Voici donc abordés quelques points seulement qui émergent de l’actualité à quelques jours de la clôture de l’année franciscaine. Ils illustrent bien que la nature très différente, le thème choisi le « partage ». Il ne se réalisera pas par enchantement, même si les hommes de notre temps, sous certains aspects, montrent une inclination et des capacités pour cela.

Côté Eglise, les signes ensont : conversions, groupes de prières, célébrations, adorations commune et silencieuse, études bibliques, visites et animations des quartiers, multiplication des vocations, catéchèse des jeunes par leurs aînés, intensification de la vie paroissiale, exigences spirituelles dans les associations de jeunes, vie religieuse et familiale exemplaire.

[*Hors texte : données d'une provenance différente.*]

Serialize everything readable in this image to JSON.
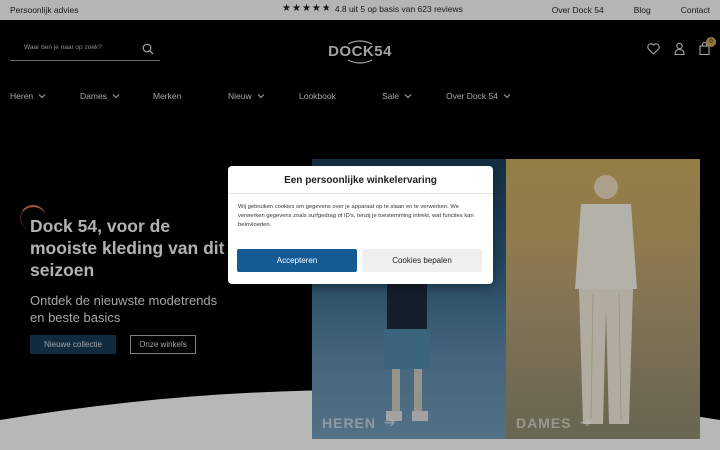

Le partage de la parole et pain de vie dans la charité et fidélité aux enseignements des Apôtres fonde les communautés chrétiennes. Il n’en sera pas autrement ici.

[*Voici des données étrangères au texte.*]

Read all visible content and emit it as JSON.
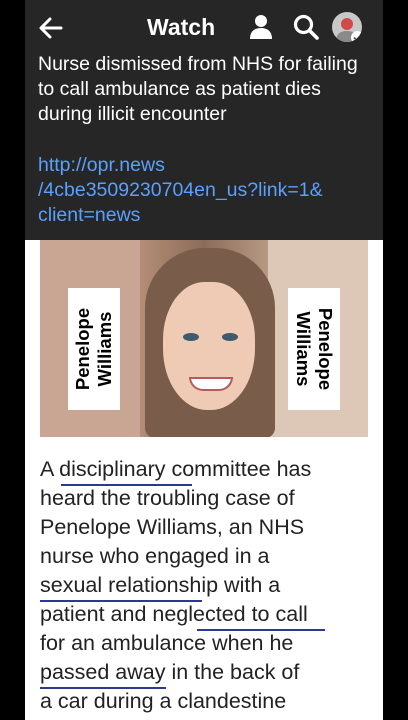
{
  "header": {
    "title": "Watch",
    "icons": [
      "back-arrow-icon",
      "person-icon",
      "search-icon",
      "avatar"
    ]
  },
  "post": {
    "headline": "Nurse dismissed from NHS for failing to call ambulance as patient dies during illicit encounter",
    "link_lines": [
      "http://opr.news",
      "/4cbe3509230704en_us?link=1&",
      "client=news"
    ]
  },
  "image": {
    "name_label_left": "Penelope\nWilliams",
    "name_label_right": "Penelope\nWilliams"
  },
  "article": {
    "lines": [
      "A disciplinary committee has",
      "heard the troubling case of",
      "Penelope Williams, an NHS",
      "nurse who engaged in a",
      "sexual relationship with a",
      "patient and neglected to call",
      "for an ambulance when he",
      "passed away in the back of",
      "a car during a clandestine"
    ]
  },
  "colors": {
    "link": "#5aa0ff",
    "header_bg": "#262626",
    "underline": "#2a3a8f"
  }
}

Côté Territoire, beaucoup d’occasions de profond renouvellement nous sont offertes. La crainte s’est emparée cependant chez beaucoup d’avoir à partager au moment où les ressources diminuent et où les biens à acquérir pour vivre sont de plus en plus chers. La tentation redouble alors d’une fuite en avant vers les avantages matériels – mais le cœur de l’homme s’enrichit aussi quand il a moins. Toute socialisation limitée à une meilleure répartition ou gestion collective des biens ne serait finalement que du matérialisme au goût du jour aussi exécrable que celui dont nous souffrons depuis si longtemps…Ce serait un nouveau désespoir…Le partage dont nous parlons inclut toutes les valeurs spirituelles, elles seules peuvent finalement unir les hommes libres ; des parts égales, des chances égales, des revenus égaux ne font pas seuls le partage, mais le cœur qui seul donne et reçoit.